University of Trento (Italy)
A research team from the University of Trento, led by Professor Giuseppe Riccardi and Professor Alessandro Moschitti, is focused on machine learning, question answering and conversational agents. The aim of their ongoing collaboration with IBM is to explore advanced machine learning techniques along with rich text representations based on syntactic and semantic structures for the optimization of the IBM Watson system. The team has developed technology based on the latest results of the statistical learning theory (e.g. kernel methods) applied to natural language understanding. This has already increased Watson's ability to learn from the questions it is asked (e.g. automatic Jeopardy cue classification). Learning to handle the uncertainty in the selection of the best answer (e.g. ranking the answer list) from those found by Watson’s search algorithms also has been one of their main research directions.
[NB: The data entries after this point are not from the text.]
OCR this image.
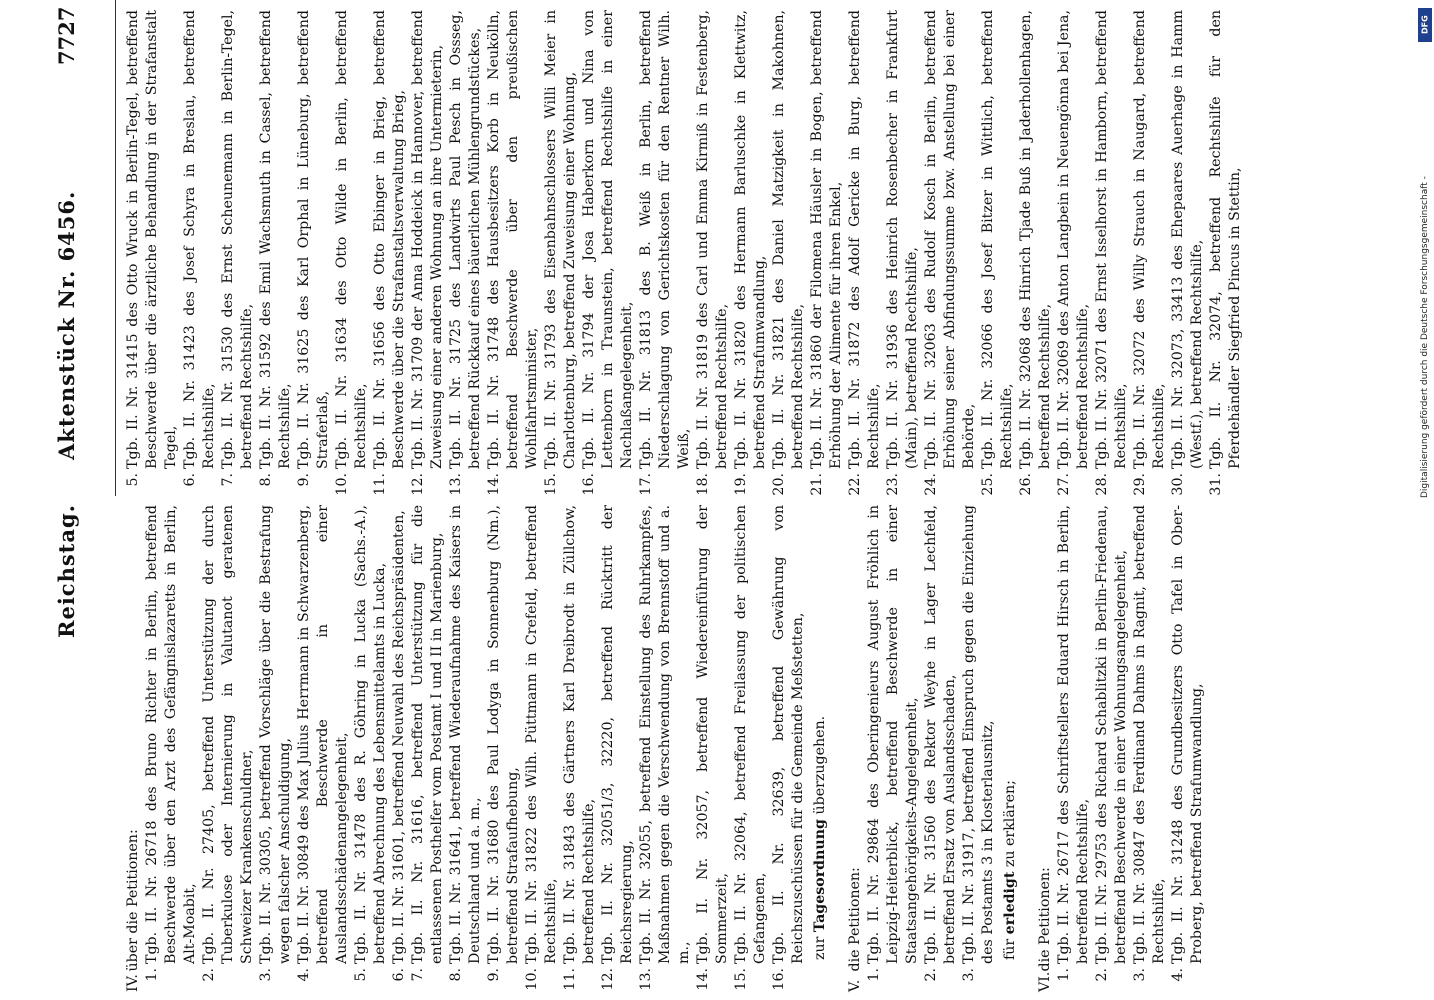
Reichstag.
Aktenstück Nr. 6456.
7727
IV. über die Petitionen:
1.
Tgb. II. Nr. 26718 des Bruno Richter in Berlin, betreffend Beschwerde über den Arzt des Gefängnislazaretts in Berlin, Alt-Moabit,
2.
Tgb. II. Nr. 27405, betreffend Unterstützung der durch Tuberkulose oder Internierung in Valutanot geratenen Schweizer Krankenschuldner,
3.
Tgb. II. Nr. 30305, betreffend Vorschläge über die Bestrafung wegen falscher Anschuldigung,
4.
Tgb. II. Nr. 30849 des Max Julius Herrmann in Schwarzenberg, betreffend Beschwerde in einer Auslandsschädenangelegenheit,
5.
Tgb. II. Nr. 31478 des R. Göhring in Lucka (Sachs.-A.), betreffend Abrechnung des Lebensmittelamts in Lucka,
6.
Tgb. II. Nr. 31601, betreffend Neuwahl des Reichspräsidenten,
7.
Tgb. II. Nr. 31616, betreffend Unterstützung für die entlassenen Posthelfer vom Postamt I und II in Marienburg,
8.
Tgb. II. Nr. 31641, betreffend Wiederaufnahme des Kaisers in Deutschland und a. m.,
9.
Tgb. II. Nr. 31680 des Paul Lodyga in Sonnenburg (Nm.), betreffend Strafaufhebung,
10.
Tgb. II. Nr. 31822 des Wilh. Püttmann in Crefeld, betreffend Rechtshilfe,
11.
Tgb. II. Nr. 31843 des Gärtners Karl Dreibrodt in Züllchow, betreffend Rechtshilfe,
12.
Tgb. II. Nr. 32051/3, 32220, betreffend Rücktritt der Reichsregierung,
13.
Tgb. II. Nr. 32055, betreffend Einstellung des Ruhrkampfes, Maßnahmen gegen die Verschwendung von Brennstoff und a. m.,
14.
Tgb. II. Nr. 32057, betreffend Wiedereinführung der Sommerzeit,
15.
Tgb. II. Nr. 32064, betreffend Freilassung der politischen Gefangenen,
16.
Tgb. II. Nr. 32639, betreffend Gewährung von Reichszuschüssen für die Gemeinde Meßstetten, zur Tagesordnung überzugehen.
V. die Petitionen:
1.
Tgb. II. Nr. 29864 des Oberingenieurs August Fröhlich in Leipzig-Heiterblick, betreffend Beschwerde in einer Staatsangehörigkeits-Angelegenheit,
2.
Tgb. II. Nr. 31560 des Rektor Weyhe in Lager Lechfeld, betreffend Ersatz von Auslandsschaden,
3.
Tgb. II. Nr. 31917, betreffend Einspruch gegen die Einziehung des Postamts 3 in Klosterlausnitz, für erledigt zu erklären;
VI. die Petitionen:
1.
Tgb. II. Nr. 26717 des Schriftstellers Eduard Hirsch in Berlin, betreffend Rechtshilfe,
2.
Tgb. II. Nr. 29753 des Richard Schablitzki in Berlin-Friedenau, betreffend Beschwerde in einer Wohnungsangelegenheit,
3.
Tgb. II. Nr. 30847 des Ferdinand Dahms in Ragnit, betreffend Rechtshilfe,
4.
Tgb. II. Nr. 31248 des Grundbesitzers Otto Tafel in Ober-Proberg, betreffend Strafumwandlung,
5.
Tgb. II. Nr. 31415 des Otto Wruck in Berlin-Tegel, betreffend Beschwerde über die ärztliche Behandlung in der Strafanstalt Tegel,
6.
Tgb. II. Nr. 31423 des Josef Schyra in Breslau, betreffend Rechtshilfe,
7.
Tgb. II. Nr. 31530 des Ernst Scheunemann in Berlin-Tegel, betreffend Rechtshilfe,
8.
Tgb. II. Nr. 31592 des Emil Wachsmuth in Cassel, betreffend Rechtshilfe,
9.
Tgb. II. Nr. 31625 des Karl Orphal in Lüneburg, betreffend Straferlaß,
10.
Tgb. II. Nr. 31634 des Otto Wilde in Berlin, betreffend Rechtshilfe,
11.
Tgb. II. Nr. 31656 des Otto Ebinger in Brieg, betreffend Beschwerde über die Strafanstaltsverwaltung Brieg,
12.
Tgb. II. Nr. 31709 der Anna Hoddeick in Hannover, betreffend Zuweisung einer anderen Wohnung an ihre Untermieterin,
13.
Tgb. II. Nr. 31725 des Landwirts Paul Pesch in Ossseg, betreffend Rückkauf eines bäuerlichen Mühlengrundstückes,
14.
Tgb. II. Nr. 31748 des Hausbesitzers Korb in Neukölln, betreffend Beschwerde über den preußischen Wohlfahrtsminister,
15.
Tgb. II. Nr. 31793 des Eisenbahnschlossers Willi Meier in Charlottenburg, betreffend Zuweisung einer Wohnung,
16.
Tgb. II. Nr. 31794 der Josa Haberkorn und Nina von Lettenborn in Traunstein, betreffend Rechtshilfe in einer Nachlaßangelegenheit,
17.
Tgb. II. Nr. 31813 des B. Weiß in Berlin, betreffend Niederschlagung von Gerichtskosten für den Rentner Wilh. Weiß,
18.
Tgb. II. Nr. 31819 des Carl und Emma Kirmiß in Festenberg, betreffend Rechtshilfe,
19.
Tgb. II. Nr. 31820 des Hermann Barluschke in Klettwitz, betreffend Strafumwandlung,
20.
Tgb. II. Nr. 31821 des Daniel Matzigkeit in Makohnen, betreffend Rechtshilfe,
21.
Tgb. II. Nr. 31860 der Filomena Häusler in Bogen, betreffend Erhöhung der Alimente für ihren Enkel,
22.
Tgb. II. Nr. 31872 des Adolf Gericke in Burg, betreffend Rechtshilfe,
23.
Tgb. II. Nr. 31936 des Heinrich Rosenbecher in Frankfurt (Main), betreffend Rechtshilfe,
24.
Tgb. II. Nr. 32063 des Rudolf Kosch in Berlin, betreffend Erhöhung seiner Abfindungssumme bzw. Anstellung bei einer Behörde,
25.
Tgb. II. Nr. 32066 des Josef Bitzer in Wittlich, betreffend Rechtshilfe,
26.
Tgb. II. Nr. 32068 des Hinrich Tjade Buß in Jaderhollenhagen, betreffend Rechtshilfe,
27.
Tgb. II. Nr. 32069 des Anton Langbein in Neuengönna bei Jena, betreffend Rechtshilfe,
28.
Tgb. II. Nr. 32071 des Ernst Isselhorst in Hamborn, betreffend Rechtshilfe,
29.
Tgb. II. Nr. 32072 des Willy Strauch in Naugard, betreffend Rechtshilfe,
30.
Tgb. II. Nr. 32073, 33413 des Ehepaares Auerhage in Hamm (Westf.), betreffend Rechtshilfe,
31.
Tgb. II. Nr. 32074, betreffend Rechtshilfe für den Pferdehändler Siegfried Pincus in Stettin,
DFG
Digitalisierung gefördert durch die Deutsche Forschungsgemeinschaft -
University of Massachusetts Amherst
Professor James Allan and his team of researchers from the University of Massachusetts are working on information retrieval, or text search. This important capability of QA technology is the first step taken: looking for and retrieving text that is most likely to contain accurate answers. The system's deep language processing capabilities then analyze the returned information to find the actual answers within that text.
“Applying QA technology to the real-time Jeopardy! problem is an important challenge for the field because it requires a system to respond more quickly and with a level of confidence that has not been possible to-date,” says Professor Eric Nyberg, CMU. “Jeopardy! requires forms of reasoning that are quite sophisticated, using metaphors, puns, and puzzles that go beyond basic understanding of the language. As a challenge problem, Jeopardy! will stretch the state of the art.”
The OAQA Initiative, established in 2008 by IBM and Carnegie Mellon University, aims to provide a foundational architecture and methodology for accelerating collaborative research in automatic question answering. By making long term commitments to an architecture that supports and standardizes simultaneous research experiments, the OAQA is accelerating the advancement of QA technologies.
A recent OAQA achievement includes the development of open source software to serve as a platform that better enables student and other participant contributions to QA enhancements.